SAN DIEGO — If common sense prevails, the federal government will have re-opened when you read this. As of this writing a few cracks in opponents’ positions are appearing. Based on my experience of many Washington stand-offs, even after the government reopens more shutdowns are likely in the current polarized political environment.
Nine government departments, plus several smaller agencies, are closed, with only “essential services” continuing.
The agencies providing services most directly impacting boaters are the U.S. Coast Guard and Customs and Border Protection, which both became part of the Department of Homeland Security, the department central to disputes over Trump’s proposed border wall, following the 9/11 attacks. The Interior Department operates national parks many boaters visit.
To learn what USCG services are affected, I called its Washington, D.C. headquarters and spoke with Public Affairs Officer Lt. Amy Midgett.
“Uniformed (USCG) personnel will continue to perform essential services such as search and rescue, port and homeland safety and security, law enforcement and environmental response,” she explained.
Anything falling within the Coast Guard’s “statutory mission” is deemed “essential,” she said. That includes responding to emergency search and rescue calls (aside from those handled by private towing services including Vessel Assist and SeaTow), conducting routine patrols and human smuggling and drug interdiction missions, along with environmental spill cleanups. Inspection of commercial vessels falls under the category of “safety,” but recreational vessel boardings for safety checks are not considered “essential.”
Merchant mariners or recreational boaters awaiting their USCG licenses must wait until the government reopens.
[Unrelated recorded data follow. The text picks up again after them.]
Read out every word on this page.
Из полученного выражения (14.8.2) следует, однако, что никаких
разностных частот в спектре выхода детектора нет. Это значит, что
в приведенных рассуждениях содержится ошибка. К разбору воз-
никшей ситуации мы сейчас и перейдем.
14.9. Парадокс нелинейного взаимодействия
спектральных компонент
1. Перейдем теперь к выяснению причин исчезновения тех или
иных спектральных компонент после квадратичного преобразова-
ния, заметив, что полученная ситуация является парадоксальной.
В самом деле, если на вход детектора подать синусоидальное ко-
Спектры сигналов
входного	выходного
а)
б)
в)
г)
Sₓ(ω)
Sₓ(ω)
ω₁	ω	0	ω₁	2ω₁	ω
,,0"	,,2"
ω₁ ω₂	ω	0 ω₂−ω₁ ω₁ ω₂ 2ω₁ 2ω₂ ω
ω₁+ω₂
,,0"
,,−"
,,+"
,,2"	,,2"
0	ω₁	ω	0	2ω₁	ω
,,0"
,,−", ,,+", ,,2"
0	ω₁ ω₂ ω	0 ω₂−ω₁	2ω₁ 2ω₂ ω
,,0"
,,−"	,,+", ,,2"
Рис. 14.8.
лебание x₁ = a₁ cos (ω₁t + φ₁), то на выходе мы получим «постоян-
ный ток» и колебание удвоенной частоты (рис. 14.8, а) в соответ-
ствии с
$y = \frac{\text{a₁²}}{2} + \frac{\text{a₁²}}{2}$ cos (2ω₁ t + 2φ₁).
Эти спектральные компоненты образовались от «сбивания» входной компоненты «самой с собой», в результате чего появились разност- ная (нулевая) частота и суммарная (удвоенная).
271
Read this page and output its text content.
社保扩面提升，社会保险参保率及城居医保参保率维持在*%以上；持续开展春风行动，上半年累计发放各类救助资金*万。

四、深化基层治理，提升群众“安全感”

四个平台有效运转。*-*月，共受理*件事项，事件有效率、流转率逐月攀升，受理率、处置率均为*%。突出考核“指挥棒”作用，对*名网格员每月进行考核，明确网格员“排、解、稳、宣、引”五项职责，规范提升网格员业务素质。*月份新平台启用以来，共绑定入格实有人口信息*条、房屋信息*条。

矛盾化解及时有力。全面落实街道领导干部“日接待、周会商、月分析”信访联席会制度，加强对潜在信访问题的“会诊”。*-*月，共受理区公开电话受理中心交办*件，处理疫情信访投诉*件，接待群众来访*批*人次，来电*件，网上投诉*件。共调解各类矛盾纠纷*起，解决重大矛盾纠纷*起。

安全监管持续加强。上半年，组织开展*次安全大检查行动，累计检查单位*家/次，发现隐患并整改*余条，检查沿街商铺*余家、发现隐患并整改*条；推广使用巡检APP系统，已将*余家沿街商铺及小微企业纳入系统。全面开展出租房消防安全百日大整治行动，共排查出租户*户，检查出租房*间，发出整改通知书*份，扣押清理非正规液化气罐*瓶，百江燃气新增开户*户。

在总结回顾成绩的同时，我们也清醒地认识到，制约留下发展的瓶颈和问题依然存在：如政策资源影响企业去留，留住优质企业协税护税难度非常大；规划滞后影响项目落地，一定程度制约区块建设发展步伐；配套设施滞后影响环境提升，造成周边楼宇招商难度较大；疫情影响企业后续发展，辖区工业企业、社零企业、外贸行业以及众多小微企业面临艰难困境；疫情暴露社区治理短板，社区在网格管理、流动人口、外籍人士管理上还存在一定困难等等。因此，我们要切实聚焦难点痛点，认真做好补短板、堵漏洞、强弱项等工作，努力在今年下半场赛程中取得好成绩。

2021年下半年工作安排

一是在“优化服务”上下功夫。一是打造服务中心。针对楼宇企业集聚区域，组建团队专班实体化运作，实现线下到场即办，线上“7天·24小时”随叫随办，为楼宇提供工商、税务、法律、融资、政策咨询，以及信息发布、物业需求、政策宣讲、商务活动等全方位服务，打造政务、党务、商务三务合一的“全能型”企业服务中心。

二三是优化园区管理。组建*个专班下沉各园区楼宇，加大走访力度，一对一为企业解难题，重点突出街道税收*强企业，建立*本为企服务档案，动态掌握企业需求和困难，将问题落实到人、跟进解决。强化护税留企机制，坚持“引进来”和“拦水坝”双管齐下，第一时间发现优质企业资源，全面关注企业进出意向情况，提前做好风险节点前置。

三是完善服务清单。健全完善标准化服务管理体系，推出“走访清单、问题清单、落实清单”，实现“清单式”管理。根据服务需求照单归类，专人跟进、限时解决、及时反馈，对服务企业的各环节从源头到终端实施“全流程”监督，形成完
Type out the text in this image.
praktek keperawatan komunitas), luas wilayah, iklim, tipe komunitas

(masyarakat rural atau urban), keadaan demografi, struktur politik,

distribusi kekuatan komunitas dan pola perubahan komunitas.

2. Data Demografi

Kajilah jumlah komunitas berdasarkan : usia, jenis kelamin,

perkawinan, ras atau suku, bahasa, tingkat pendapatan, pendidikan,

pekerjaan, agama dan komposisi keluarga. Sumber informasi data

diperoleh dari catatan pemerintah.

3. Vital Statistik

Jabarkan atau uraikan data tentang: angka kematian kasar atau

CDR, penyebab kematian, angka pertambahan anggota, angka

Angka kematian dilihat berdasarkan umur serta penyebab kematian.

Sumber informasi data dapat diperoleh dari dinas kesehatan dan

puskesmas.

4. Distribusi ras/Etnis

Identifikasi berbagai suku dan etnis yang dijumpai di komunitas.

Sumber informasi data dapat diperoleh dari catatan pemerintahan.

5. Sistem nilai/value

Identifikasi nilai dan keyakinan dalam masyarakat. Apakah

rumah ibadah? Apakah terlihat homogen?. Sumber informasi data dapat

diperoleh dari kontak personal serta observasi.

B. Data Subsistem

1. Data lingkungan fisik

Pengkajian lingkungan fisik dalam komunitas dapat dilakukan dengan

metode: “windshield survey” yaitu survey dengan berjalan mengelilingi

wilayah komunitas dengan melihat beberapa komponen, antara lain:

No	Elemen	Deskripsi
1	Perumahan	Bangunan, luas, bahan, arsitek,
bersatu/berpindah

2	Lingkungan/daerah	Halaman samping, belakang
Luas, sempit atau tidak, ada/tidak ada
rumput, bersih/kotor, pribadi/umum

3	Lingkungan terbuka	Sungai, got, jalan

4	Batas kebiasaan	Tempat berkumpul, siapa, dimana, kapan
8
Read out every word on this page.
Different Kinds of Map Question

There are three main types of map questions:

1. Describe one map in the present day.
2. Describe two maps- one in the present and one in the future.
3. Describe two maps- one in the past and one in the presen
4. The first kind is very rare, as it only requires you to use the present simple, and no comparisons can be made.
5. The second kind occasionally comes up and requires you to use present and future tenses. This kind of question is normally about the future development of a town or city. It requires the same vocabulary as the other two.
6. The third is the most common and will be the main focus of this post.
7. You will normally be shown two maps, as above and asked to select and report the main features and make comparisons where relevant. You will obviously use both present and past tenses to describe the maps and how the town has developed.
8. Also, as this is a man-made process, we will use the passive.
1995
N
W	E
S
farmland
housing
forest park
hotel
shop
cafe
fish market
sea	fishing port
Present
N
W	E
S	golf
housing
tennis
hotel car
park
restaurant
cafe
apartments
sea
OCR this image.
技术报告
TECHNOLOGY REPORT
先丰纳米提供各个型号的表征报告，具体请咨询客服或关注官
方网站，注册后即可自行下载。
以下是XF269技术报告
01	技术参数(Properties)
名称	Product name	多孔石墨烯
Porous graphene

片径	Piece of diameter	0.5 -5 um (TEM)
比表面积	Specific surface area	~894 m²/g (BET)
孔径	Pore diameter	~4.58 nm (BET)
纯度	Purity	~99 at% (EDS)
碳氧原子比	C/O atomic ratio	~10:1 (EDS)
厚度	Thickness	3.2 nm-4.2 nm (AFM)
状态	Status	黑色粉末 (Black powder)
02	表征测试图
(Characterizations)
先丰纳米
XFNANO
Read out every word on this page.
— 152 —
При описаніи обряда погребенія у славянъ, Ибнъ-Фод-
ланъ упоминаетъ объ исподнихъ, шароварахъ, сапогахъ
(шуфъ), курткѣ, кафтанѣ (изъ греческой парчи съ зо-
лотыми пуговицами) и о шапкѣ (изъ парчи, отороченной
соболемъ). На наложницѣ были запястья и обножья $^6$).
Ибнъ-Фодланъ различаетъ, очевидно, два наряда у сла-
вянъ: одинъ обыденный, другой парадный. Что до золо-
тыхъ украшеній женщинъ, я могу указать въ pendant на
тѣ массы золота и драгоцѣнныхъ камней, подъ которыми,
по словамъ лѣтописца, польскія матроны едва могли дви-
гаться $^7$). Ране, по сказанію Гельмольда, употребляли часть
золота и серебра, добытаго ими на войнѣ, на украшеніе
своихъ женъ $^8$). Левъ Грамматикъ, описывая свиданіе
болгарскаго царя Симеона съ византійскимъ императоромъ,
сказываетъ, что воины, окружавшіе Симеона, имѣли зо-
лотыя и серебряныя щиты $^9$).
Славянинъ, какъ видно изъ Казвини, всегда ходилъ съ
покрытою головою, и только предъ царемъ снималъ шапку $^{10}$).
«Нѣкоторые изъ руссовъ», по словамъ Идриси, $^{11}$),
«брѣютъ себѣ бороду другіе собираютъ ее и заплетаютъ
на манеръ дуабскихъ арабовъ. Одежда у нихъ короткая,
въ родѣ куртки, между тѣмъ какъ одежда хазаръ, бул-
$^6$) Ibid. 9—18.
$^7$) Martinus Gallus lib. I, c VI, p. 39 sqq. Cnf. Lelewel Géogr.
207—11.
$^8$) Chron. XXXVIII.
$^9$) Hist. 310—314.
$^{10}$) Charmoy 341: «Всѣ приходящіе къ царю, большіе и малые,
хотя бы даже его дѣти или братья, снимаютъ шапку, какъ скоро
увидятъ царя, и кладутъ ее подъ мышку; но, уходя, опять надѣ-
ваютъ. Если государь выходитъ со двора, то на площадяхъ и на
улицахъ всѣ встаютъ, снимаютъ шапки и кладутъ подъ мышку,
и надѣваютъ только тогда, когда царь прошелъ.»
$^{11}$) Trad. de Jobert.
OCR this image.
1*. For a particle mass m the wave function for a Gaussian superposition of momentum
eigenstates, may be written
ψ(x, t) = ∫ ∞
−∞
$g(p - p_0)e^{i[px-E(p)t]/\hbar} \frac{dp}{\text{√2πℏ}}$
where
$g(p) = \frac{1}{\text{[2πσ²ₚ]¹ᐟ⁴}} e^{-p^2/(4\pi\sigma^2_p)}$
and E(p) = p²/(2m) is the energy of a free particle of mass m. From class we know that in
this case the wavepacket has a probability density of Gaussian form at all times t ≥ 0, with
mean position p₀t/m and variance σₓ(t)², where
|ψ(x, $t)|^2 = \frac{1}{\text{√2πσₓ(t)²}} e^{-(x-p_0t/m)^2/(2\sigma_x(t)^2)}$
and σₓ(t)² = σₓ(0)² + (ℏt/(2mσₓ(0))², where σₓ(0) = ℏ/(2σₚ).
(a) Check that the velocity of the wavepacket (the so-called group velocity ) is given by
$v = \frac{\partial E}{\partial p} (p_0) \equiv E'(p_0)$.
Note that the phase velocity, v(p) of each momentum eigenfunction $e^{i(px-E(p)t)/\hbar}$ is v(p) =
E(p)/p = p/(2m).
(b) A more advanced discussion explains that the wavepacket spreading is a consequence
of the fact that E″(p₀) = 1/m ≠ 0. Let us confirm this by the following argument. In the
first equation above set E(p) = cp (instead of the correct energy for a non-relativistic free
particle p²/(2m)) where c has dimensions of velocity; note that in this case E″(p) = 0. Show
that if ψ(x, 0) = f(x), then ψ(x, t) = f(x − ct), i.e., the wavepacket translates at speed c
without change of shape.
Fisheries enforcement patrols are on hold, as is routine maintenance of navigational aids. But if buoys drift from their normal positions or their lighting fails, the Coast Guard will respond as a safety issue.
Although Lt. Midgett assured me they have access to funding to fuel their vessels and aircraft, in the past lack of fuel funding affected readiness and their ability to operate their vessels.
Most civilian “non-essential” USCG personnel are furloughed. Neither uniformed nor civilian personnel are being paid, even if working. It’s unclear if, post-shutdown, Congress will authorize money for back pay.
Is this the way we want to treat our public servants? Morale is already plummeting amid workers’ worries concerning their ability to support their families and pay their bills, affecting retention of good workers.
Customs and Border Protection and other border-related law enforcement personnel are also working unpaid. CBP continues to process border crossers and still responds when called to inspect a boat arriving from foreign waters. But inspection delays may be greater than usual with fewer workers.
Since the government shutdown Arv and I have twice crossed the border into Tijuana at the San Ysidro pedestrian crossing and observed no apparent change in service.
What we saw, as we note every time we cross, is ever-increasing border fortification.
Since the media doesn’t report it, if you don’t live near the border or cross regularly you probably don’t know there’s already a triple-layer border barrier, now topped with ornamental concertina wire, apparently installed as make-work for Trump’s troops’ border deployment.
Let me stress: there is nothing approaching a “national emergency” at the border, just a manufactured crisis for political gain. The border is not “open” at all, but heavily barricaded and controlled by law enforcement.
National parks, including Cabrillo National Monument and Channel Islands National Park, popular with boating visitors to San Diego and Ventura, are now shuttered, their staffs furloughed.
If you care about restoring our federal government to full functionality, please call your representative and senators – and the White House – and tell them to end the shutdown – now.